Ivor folded up the letter, rather slowly and clumsily, with his one hand. Virginia was ready, radiant with the peculiar glitter of a very fair woman in a sleeveless black dress, and looking at him with that mischievous smile of hers. It put him rather on his guard, that smile.

“Odd man!” Ivor said thoughtfully. “Might have been written by a Dago, parts of that letter—and yet he’s the most gallant man in England.”

“Don’t you see that that is the way of his pride?” she pointed out. “He has a great deal of pride, and common sense too, but they’ve both somehow got motheaten in him. And so he writes in that casual and bantering way, as though nothing in particular had happened——”

“Well, it has,” Ivor said sharply.

“Now don’t be snappy, Ivor,” she begged him mischievously. “You and I know something most particular has happened, and so does George really, but he wouldn’t give that away, even to himself, not he! He thinks and writes about it in that unimportant way just so as to make it seem unimportant, something not at all serious. You see, he’s always been quite sure of his hold on me, and he can’t get out of that conceited habit all at once. Some Englishmen never think their wives can be unfaithful to them, not because they think so well of their wives but because they think so well of themselves. And so George simply can’t help thinking that I am only playing—we must give him a little time to realise that I’m not playing, Ivor,” she added gently.
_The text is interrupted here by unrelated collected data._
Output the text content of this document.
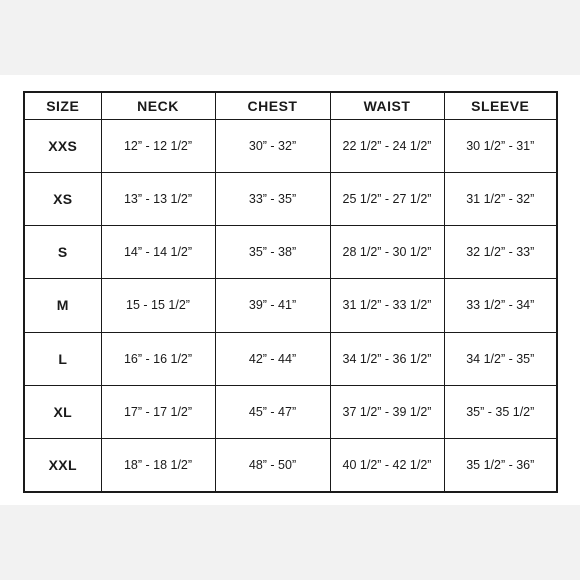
SIZE	NECK	CHEST	WAIST	SLEEVE
XXS	12” - 12 1/2”	30” - 32”	22 1/2” - 24 1/2”	30 1/2” - 31”
XS	13” - 13 1/2”	33” - 35”	25 1/2” - 27 1/2”	31 1/2” - 32”
S	14” - 14 1/2”	35” - 38”	28 1/2” - 30 1/2”	32 1/2” - 33”
M	15 - 15 1/2”	39” - 41”	31 1/2” - 33 1/2”	33 1/2” - 34”
L	16” - 16 1/2”	42” - 44”	34 1/2” - 36 1/2”	34 1/2” - 35”
XL	17” - 17 1/2”	45” - 47”	37 1/2” - 39 1/2”	35” - 35 1/2”
XXL	18” - 18 1/2”	48” - 50”	40 1/2” - 42 1/2”	35 1/2” - 36”
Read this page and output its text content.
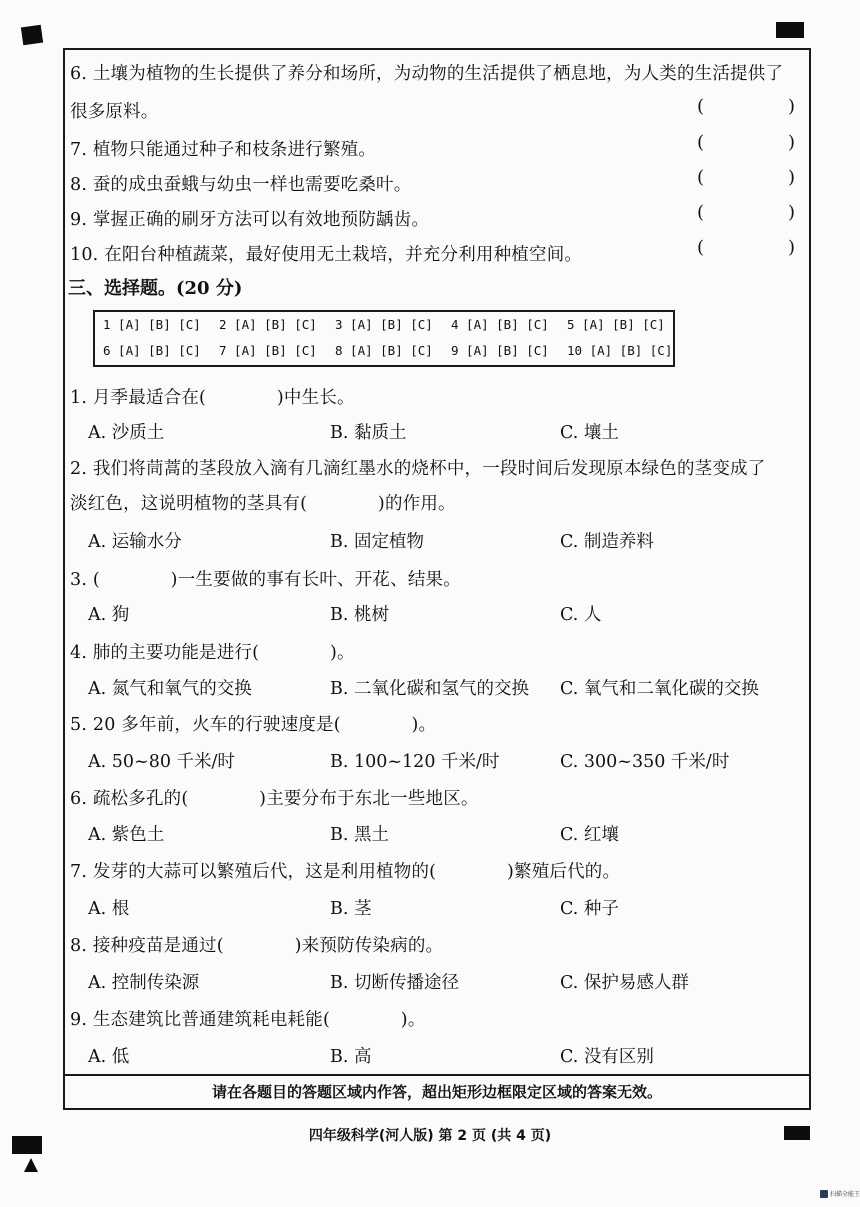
6. 土壤为植物的生长提供了养分和场所，为动物的生活提供了栖息地，为人类的生活提供了
很多原料。	(	)
7. 植物只能通过种子和枝条进行繁殖。	(	)
8. 蚕的成虫蚕蛾与幼虫一样也需要吃桑叶。	(	)
9. 掌握正确的刷牙方法可以有效地预防龋齿。	(	)
10. 在阳台种植蔬菜，最好使用无土栽培，并充分利用种植空间。	(	)
三、选择题。(20 分)
1 [A] [B] [C] 2 [A] [B] [C] 3 [A] [B] [C] 4 [A] [B] [C] 5 [A] [B] [C]
6 [A] [B] [C] 7 [A] [B] [C] 8 [A] [B] [C] 9 [A] [B] [C] 10 [A] [B] [C]
1. 月季最适合在(　　　　)中生长。
A. 沙质土	B. 黏质土	C. 壤土
2. 我们将茼蒿的茎段放入滴有几滴红墨水的烧杯中，一段时间后发现原本绿色的茎变成了
淡红色，这说明植物的茎具有(　　　　)的作用。
A. 运输水分	B. 固定植物	C. 制造养料
3. (　　　　)一生要做的事有长叶、开花、结果。
A. 狗	B. 桃树	C. 人
4. 肺的主要功能是进行(　　　　)。
A. 氮气和氧气的交换	B. 二氧化碳和氢气的交换 C. 氧气和二氧化碳的交换
5. 20 多年前，火车的行驶速度是(　　　　)。
A. 50~80 千米/时	B. 100~120 千米/时	C. 300~350 千米/时
6. 疏松多孔的(　　　　)主要分布于东北一些地区。
A. 紫色土	B. 黑土	C. 红壤
7. 发芽的大蒜可以繁殖后代，这是利用植物的(　　　　)繁殖后代的。
A. 根	B. 茎	C. 种子
8. 接种疫苗是通过(　　　　)来预防传染病的。
A. 控制传染源	B. 切断传播途径	C. 保护易感人群
9. 生态建筑比普通建筑耗电耗能(　　　　)。
A. 低	B. 高	C. 没有区别
请在各题目的答题区域内作答，超出矩形边框限定区域的答案无效。
四年级科学(河人版) 第 2 页 (共 4 页)
扫描全能王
“For him to realise that, or for you to realise that?” he asked, and put the light out of her eyes.

“You’ve got no right to say that!” Virginia cried.
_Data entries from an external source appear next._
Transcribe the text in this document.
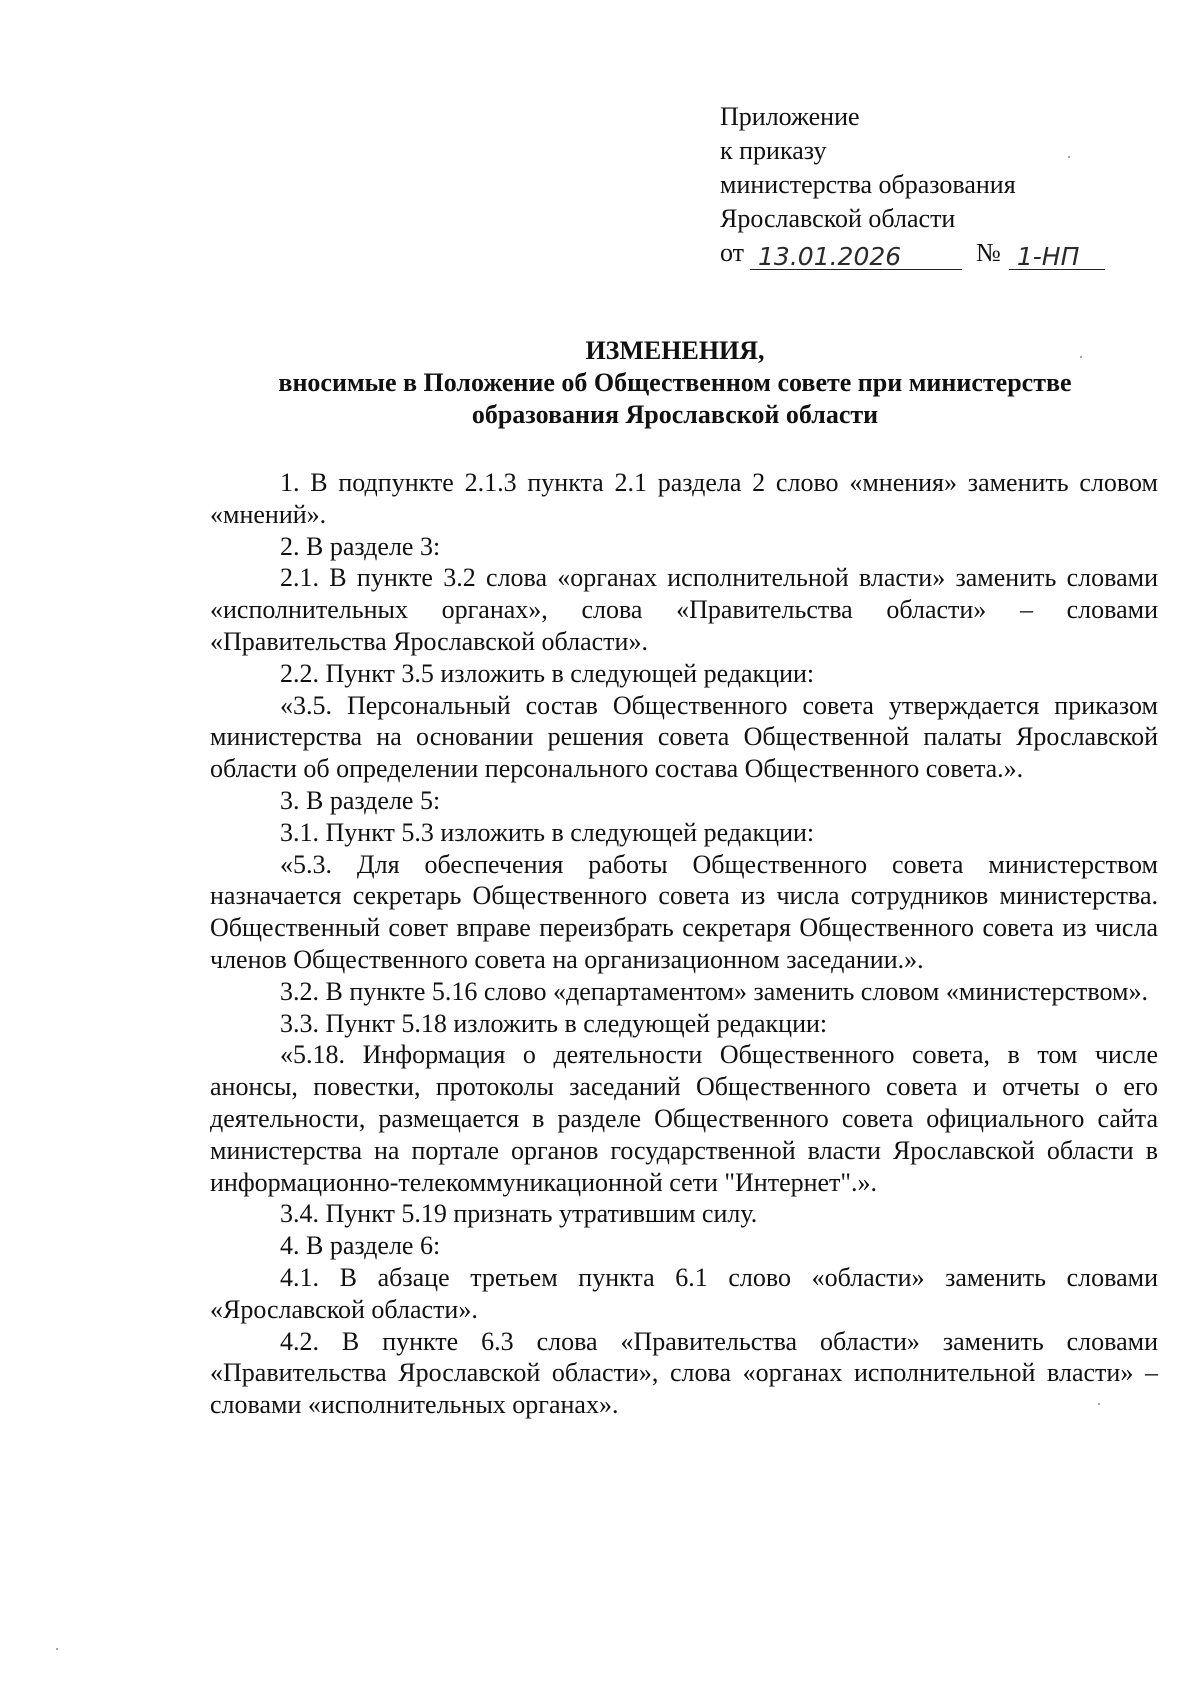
Приложение
к приказу
министерства образования
Ярославской области
от 13.01.2026	№ 1-НП
ИЗМЕНЕНИЯ,
вносимые в Положение об Общественном совете при министерстве
образования Ярославской области

1. В подпункте 2.1.3 пункта 2.1 раздела 2 слово «мнения» заменить словом «мнений».

2. В разделе 3:

2.1. В пункте 3.2 слова «органах исполнительной власти» заменить словами «исполнительных органах», слова «Правительства области» – словами «Правительства Ярославской области».

2.2. Пункт 3.5 изложить в следующей редакции:

«3.5. Персональный состав Общественного совета утверждается приказом министерства на основании решения совета Общественной палаты Ярославской области об определении персонального состава Общественного совета.».

3. В разделе 5:

3.1. Пункт 5.3 изложить в следующей редакции:

«5.3. Для обеспечения работы Общественного совета министерством назначается секретарь Общественного совета из числа сотрудников министерства. Общественный совет вправе переизбрать секретаря Общественного совета из числа членов Общественного совета на организационном заседании.».

3.2. В пункте 5.16 слово «департаментом» заменить словом «министерством».

3.3. Пункт 5.18 изложить в следующей редакции:

«5.18. Информация о деятельности Общественного совета, в том числе анонсы, повестки, протоколы заседаний Общественного совета и отчеты о его деятельности, размещается в разделе Общественного совета официального сайта министерства на портале органов государственной власти Ярославской области в информационно-телекоммуникационной сети "Интернет".».

3.4. Пункт 5.19 признать утратившим силу.

4. В разделе 6:

4.1. В абзаце третьем пункта 6.1 слово «области» заменить словами «Ярославской области».

4.2. В пункте 6.3 слова «Правительства области» заменить словами «Правительства Ярославской области», слова «органах исполнительной власти» – словами «исполнительных органах».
He had meant to hurt, on a sudden impulse to lance a grievance that had risen within him; and now was shamed by her sincere anger, and would have pleaded his reason and begged her forgiveness, but she turned her head from him, and her face was set. And he told her unlistening face how he had noticed during the last two weeks, and divine weeks they had been, that she had avoided the subject of what they were going to do, the definite thing which was essential to people who weren’t babies. “Every time I wanted to talk about it,” he told her, “you somehow stopgapped me, and sometimes so cleverly that I forgot what I wanted to say in admiring you—but all the time I couldn’t help wondering why you avoided the subject, and feeling you must have some reason for that, a reason so weak that you didn’t dare let it out, for fear I might just laugh at you.” He smiled a little. “It’s been an uncomfortable feeling,” he explained. “Like a cold hot-water bottle.”